Cinq jours après la clôture des candidatures pour la présidence de la Fédération ivoirienne de football (FIF), Souleymane Cissé est sorti du silence.
Le président du Racing Club d’Abidjan, qui avait annoncé son intention de se présenter avant de finalement renoncer, réfute catégoriquement l’idée d’un accord conclu en coulisses.
« Personne ne m’a acheté »
Dans un long communiqué publié sur Facebook, Cissé explique avoir pris une décision « personnelle, réfléchie et pleinement assumée ».
« Mon retrait n’a fait l’objet d’aucun marchandage », insiste-t-il, avant de préciser n’avoir « absolument rien reçu » en échange de sa décision.
Le dirigeant dément notamment avoir négocié le maintien du Racing Club d’Abidjan, un poste de vice-président à la FIF ou quelconque avantage personnel.
Il assure également n’avoir discuté avec aucun des deux autres candidats concernés et dément les propos qui lui ont été attribués dans la presse : « Je n’ai parlé à aucun journaliste au sujet de cette décision. »
Pour Cissé, ce retrait ne signifie toutefois pas l’abandon de ses ambitions pour le football ivoirien.
« Je ne recule pas.
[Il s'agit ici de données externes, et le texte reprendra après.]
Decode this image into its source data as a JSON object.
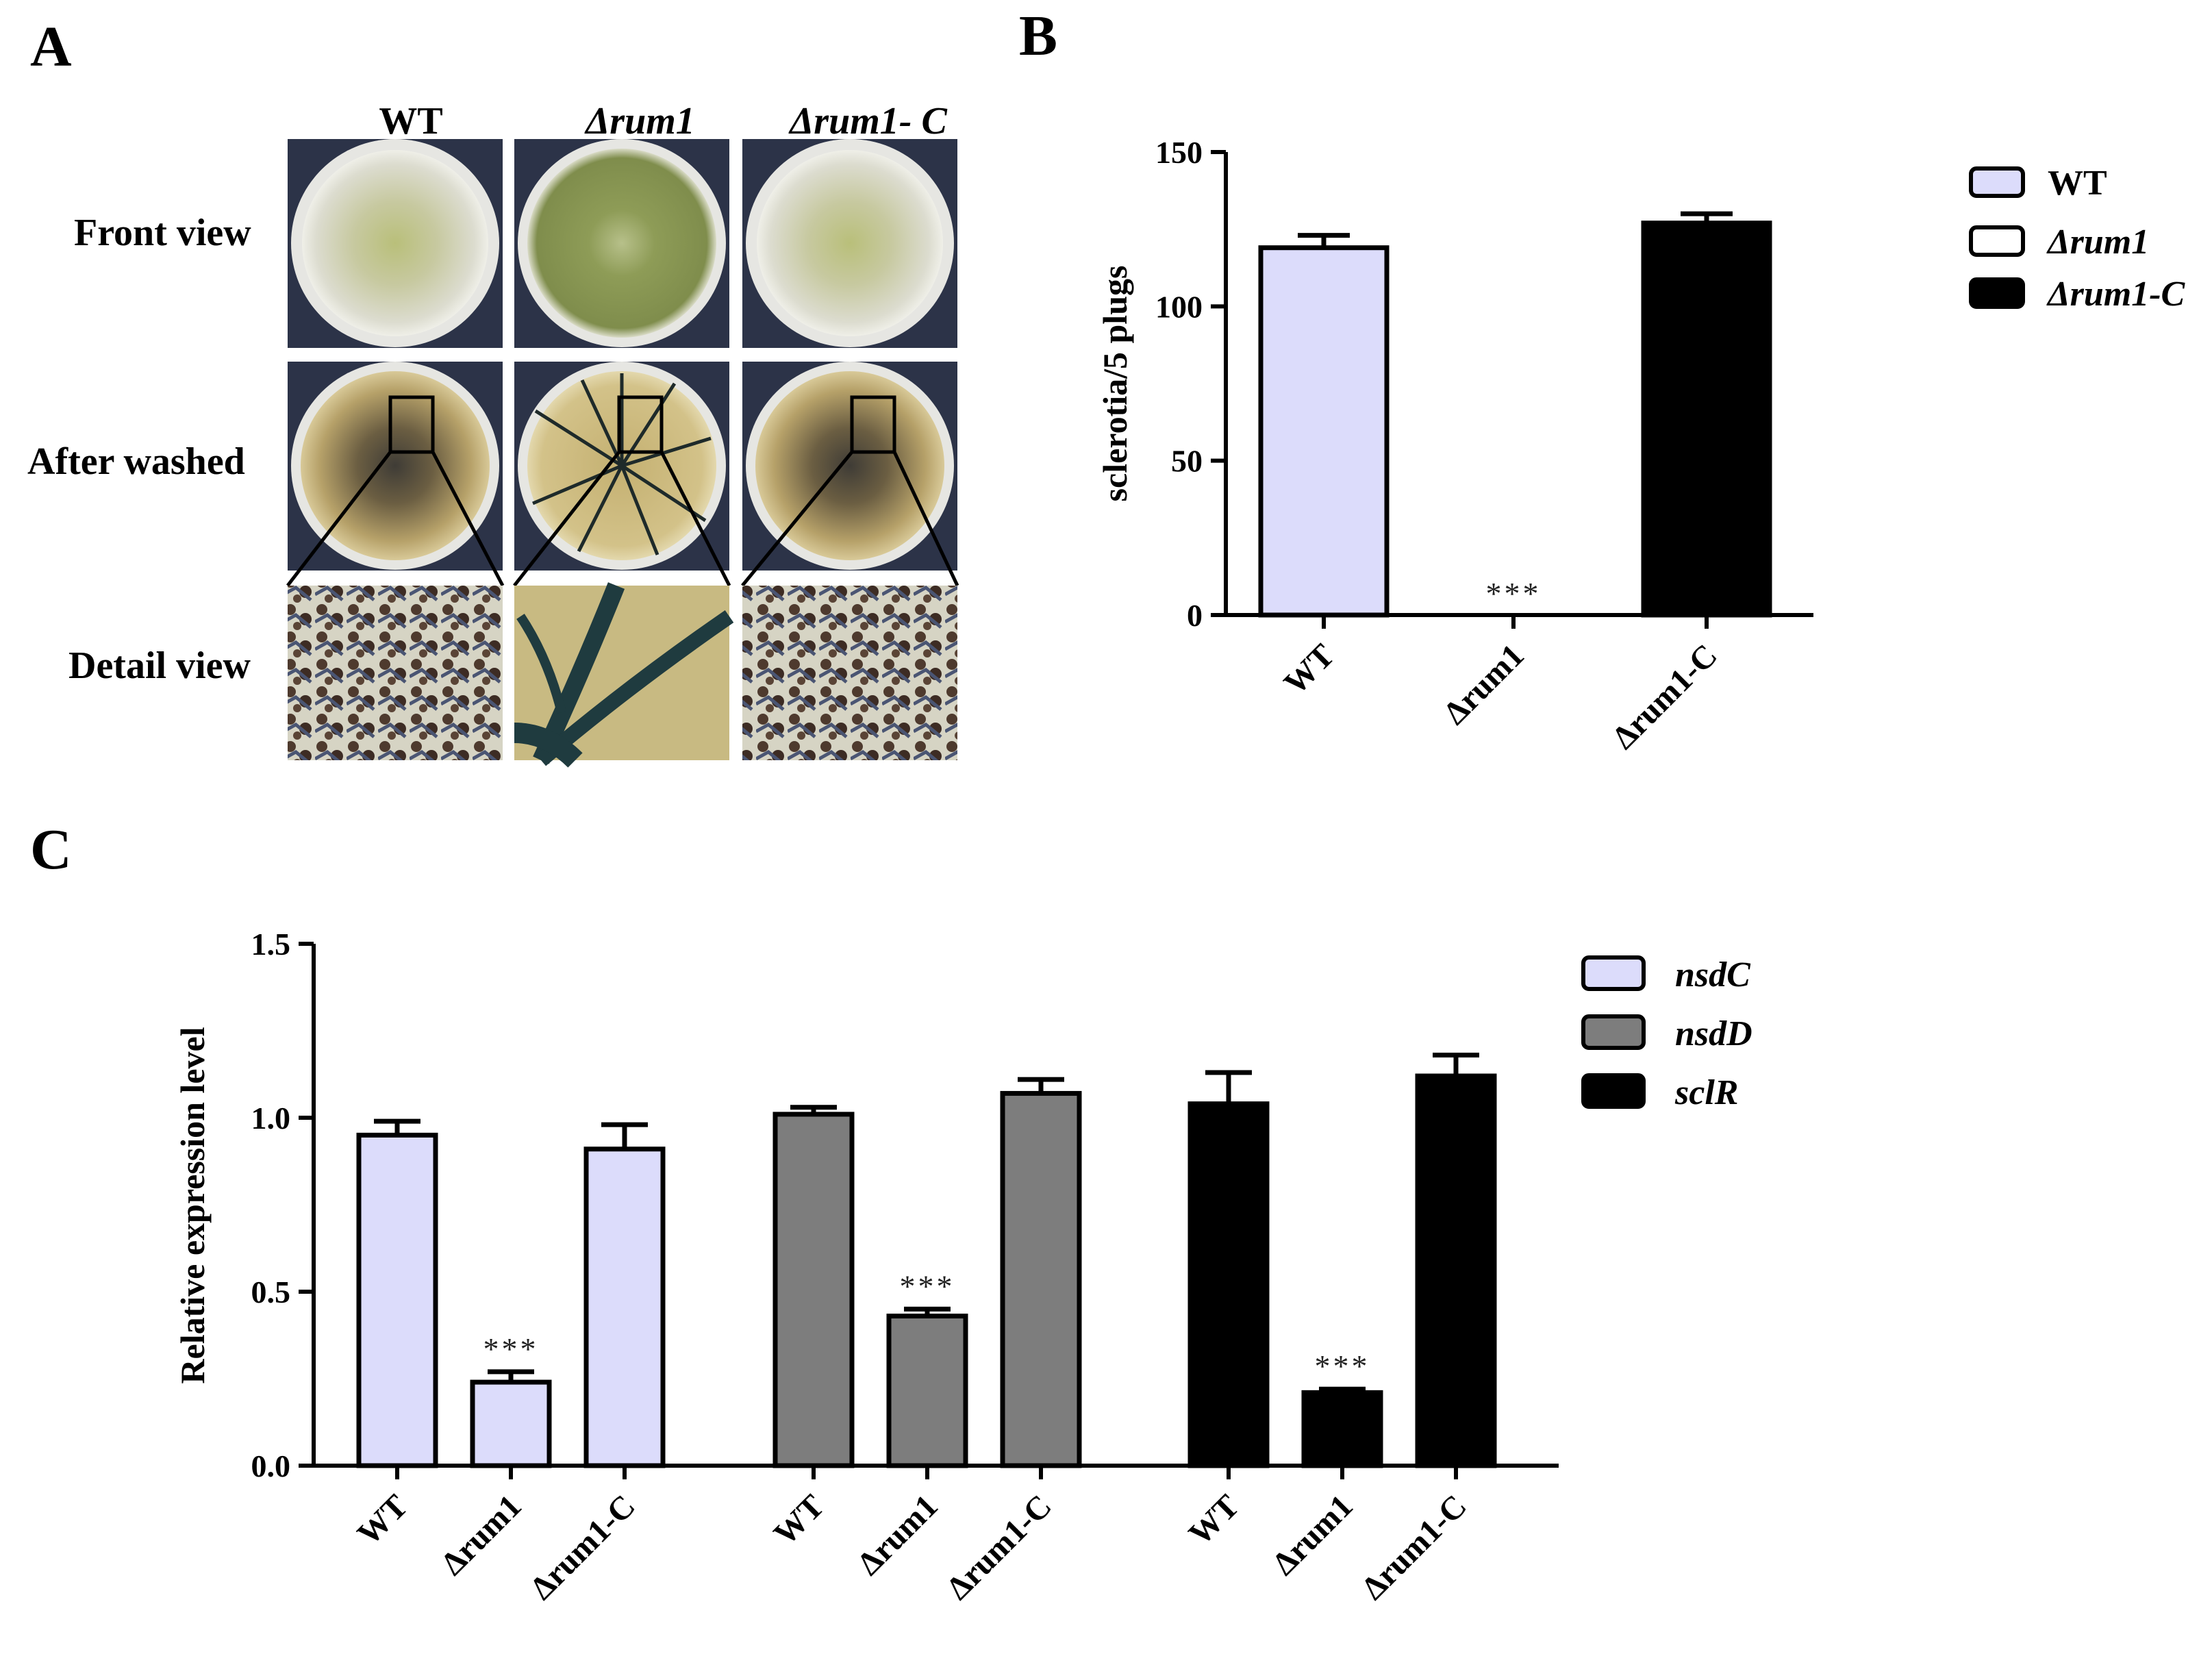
{
  "panels": {
    "a": {
      "letter": "A",
      "columns": [
        "WT",
        "Δrum1",
        "Δrum1- C"
      ],
      "rows": [
        "Front view",
        "After washed",
        "Detail view"
      ]
    },
    "b": {
      "letter": "B"
    },
    "c": {
      "letter": "C"
    }
  },
  "colors": {
    "wt": "#dcdcfb",
    "mutant": "#ffffff",
    "complement": "#000000",
    "nsdC": "#dcdcfb",
    "nsdD": "#7d7d7d",
    "sclR": "#000000"
  },
  "chart_data": [
    {
      "panel": "B",
      "type": "bar",
      "categories": [
        "WT",
        "Δrum1",
        "Δrum1-C"
      ],
      "values": [
        119,
        0,
        127
      ],
      "errors": [
        4,
        0,
        3
      ],
      "significance": [
        "",
        "***",
        ""
      ],
      "ylabel": "sclerotia/5 plugs",
      "ylim": [
        0,
        150
      ],
      "yticks": [
        0,
        50,
        100,
        150
      ],
      "legend": [
        "WT",
        "Δrum1",
        "Δrum1-C"
      ],
      "legend_position": "top-right"
    },
    {
      "panel": "C",
      "type": "bar",
      "categories": [
        "WT",
        "Δrum1",
        "Δrum1-C"
      ],
      "series": [
        {
          "name": "nsdC",
          "values": [
            0.95,
            0.24,
            0.91
          ],
          "errors": [
            0.04,
            0.03,
            0.07
          ]
        },
        {
          "name": "nsdD",
          "values": [
            1.01,
            0.43,
            1.07
          ],
          "errors": [
            0.02,
            0.02,
            0.04
          ]
        },
        {
          "name": "sclR",
          "values": [
            1.04,
            0.21,
            1.12
          ],
          "errors": [
            0.09,
            0.01,
            0.06
          ]
        }
      ],
      "significance": [
        "",
        "***",
        ""
      ],
      "ylabel": "Relative expression level",
      "ylim": [
        0,
        1.5
      ],
      "yticks": [
        "0.0",
        "0.5",
        "1.0",
        "1.5"
      ],
      "legend_position": "top-right"
    }
  ]
}
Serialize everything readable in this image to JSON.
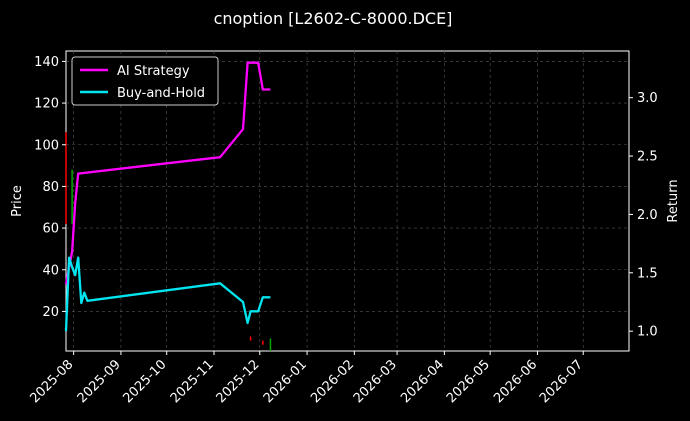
{
  "chart_data": {
    "type": "line",
    "title": "cnoption [L2602-C-8000.DCE]",
    "xlabel": "",
    "ylabel_left": "Price",
    "ylabel_right": "Return",
    "x_tick_labels": [
      "2025-08",
      "2025-09",
      "2025-10",
      "2025-11",
      "2025-12",
      "2026-01",
      "2026-02",
      "2026-03",
      "2026-04",
      "2026-05",
      "2026-06",
      "2026-07"
    ],
    "x_range": [
      "2025-07-27",
      "2026-07-31"
    ],
    "y_left": {
      "range": [
        1,
        145
      ],
      "ticks": [
        20,
        40,
        60,
        80,
        100,
        120,
        140
      ]
    },
    "y_right": {
      "range": [
        0.83,
        3.4
      ],
      "ticks": [
        "1.0",
        "1.5",
        "2.0",
        "2.5",
        "3.0"
      ]
    },
    "grid": true,
    "legend_position": "top-left",
    "series": [
      {
        "name": "AI Strategy",
        "axis": "right",
        "color": "#ff00ff",
        "points": [
          [
            "2025-07-27",
            1.4
          ],
          [
            "2025-07-29",
            1.55
          ],
          [
            "2025-07-31",
            1.68
          ],
          [
            "2025-08-02",
            2.1
          ],
          [
            "2025-08-04",
            2.35
          ],
          [
            "2025-11-05",
            2.49
          ],
          [
            "2025-11-20",
            2.73
          ],
          [
            "2025-11-23",
            3.3
          ],
          [
            "2025-11-30",
            3.3
          ],
          [
            "2025-12-03",
            3.07
          ],
          [
            "2025-12-08",
            3.07
          ]
        ]
      },
      {
        "name": "Buy-and-Hold",
        "axis": "right",
        "color": "#00e5f0",
        "points": [
          [
            "2025-07-27",
            1.0
          ],
          [
            "2025-07-29",
            1.63
          ],
          [
            "2025-07-31",
            1.55
          ],
          [
            "2025-08-02",
            1.48
          ],
          [
            "2025-08-04",
            1.63
          ],
          [
            "2025-08-06",
            1.24
          ],
          [
            "2025-08-08",
            1.33
          ],
          [
            "2025-08-10",
            1.26
          ],
          [
            "2025-11-05",
            1.41
          ],
          [
            "2025-11-20",
            1.25
          ],
          [
            "2025-11-23",
            1.07
          ],
          [
            "2025-11-25",
            1.17
          ],
          [
            "2025-11-30",
            1.17
          ],
          [
            "2025-12-03",
            1.29
          ],
          [
            "2025-12-08",
            1.29
          ]
        ]
      }
    ],
    "price_bars": [
      {
        "date": "2025-07-27",
        "low": 62,
        "high": 106,
        "color": "#ff0000"
      },
      {
        "date": "2025-07-31",
        "low": 62,
        "high": 88,
        "color": "#00aa00"
      },
      {
        "date": "2025-11-25",
        "low": 6,
        "high": 8,
        "color": "#ff0000"
      },
      {
        "date": "2025-12-03",
        "low": 4,
        "high": 6,
        "color": "#ff0000"
      },
      {
        "date": "2025-12-08",
        "low": 1,
        "high": 7,
        "color": "#00aa00"
      }
    ]
  }
}
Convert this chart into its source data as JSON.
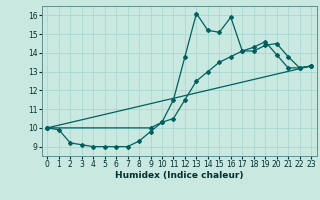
{
  "xlabel": "Humidex (Indice chaleur)",
  "bg_color": "#c8e8e0",
  "line_color": "#006060",
  "grid_color": "#a8d8d0",
  "xlim": [
    -0.5,
    23.5
  ],
  "ylim": [
    8.5,
    16.5
  ],
  "yticks": [
    9,
    10,
    11,
    12,
    13,
    14,
    15,
    16
  ],
  "xticks": [
    0,
    1,
    2,
    3,
    4,
    5,
    6,
    7,
    8,
    9,
    10,
    11,
    12,
    13,
    14,
    15,
    16,
    17,
    18,
    19,
    20,
    21,
    22,
    23
  ],
  "line1_x": [
    0,
    1,
    2,
    3,
    4,
    5,
    6,
    7,
    8,
    9,
    10,
    11,
    12,
    13,
    14,
    15,
    16,
    17,
    18,
    19,
    20,
    21,
    22,
    23
  ],
  "line1_y": [
    10.0,
    9.9,
    9.2,
    9.1,
    9.0,
    9.0,
    9.0,
    9.0,
    9.3,
    9.8,
    10.3,
    11.5,
    13.8,
    16.1,
    15.2,
    15.1,
    15.9,
    14.1,
    14.3,
    14.6,
    13.9,
    13.2,
    13.2,
    13.3
  ],
  "line2_x": [
    0,
    9,
    10,
    11,
    12,
    13,
    14,
    15,
    16,
    17,
    18,
    19,
    20,
    21,
    22,
    23
  ],
  "line2_y": [
    10.0,
    10.0,
    10.3,
    10.5,
    11.5,
    12.5,
    13.0,
    13.5,
    13.8,
    14.1,
    14.1,
    14.4,
    14.5,
    13.8,
    13.2,
    13.3
  ],
  "line3_x": [
    0,
    23
  ],
  "line3_y": [
    10.0,
    13.3
  ]
}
Je choisis un chemin », résume celui qui dit vouloir continuer à défendre son projet autour de la formation, du football féminin, des clubs locaux et du développement à la base.
Idriss Diallo désormais seul en piste
Ce retrait laisse Yacine Idriss Diallo comme unique candidat déclaré à l’élection programmée le 12 septembre à Yamoussoukro.
Malick Tohé, également candidat potentiel, a finalement choisi de soutenir le président sortant.
Diallo, élu en avril 2022, défend de son côté son bilan et promet de « continuer ce que nous avons commencé », en consolidant les réformes menées lors de son premier mandat.
Des résultats, mais toujours de la contestation
Le dirigeant peut mettre en avant des résultats sportifs importants : l’équipe nationale masculine a remporté la CAN 2023 à domicile, disputée début 2024, avant de franchir cette année pour la première fois la phase de groupes d’une Coupe du monde.
Ces performances n’ont pourtant pas éteint les critiques autour de sa gouvernance globale.
Une partie des clubs locaux réclame notamment davantage de moyens et certains ont même brandi la menace d’un boycott du scrutin, estimant que leurs conditions économiques restent insuffisantes.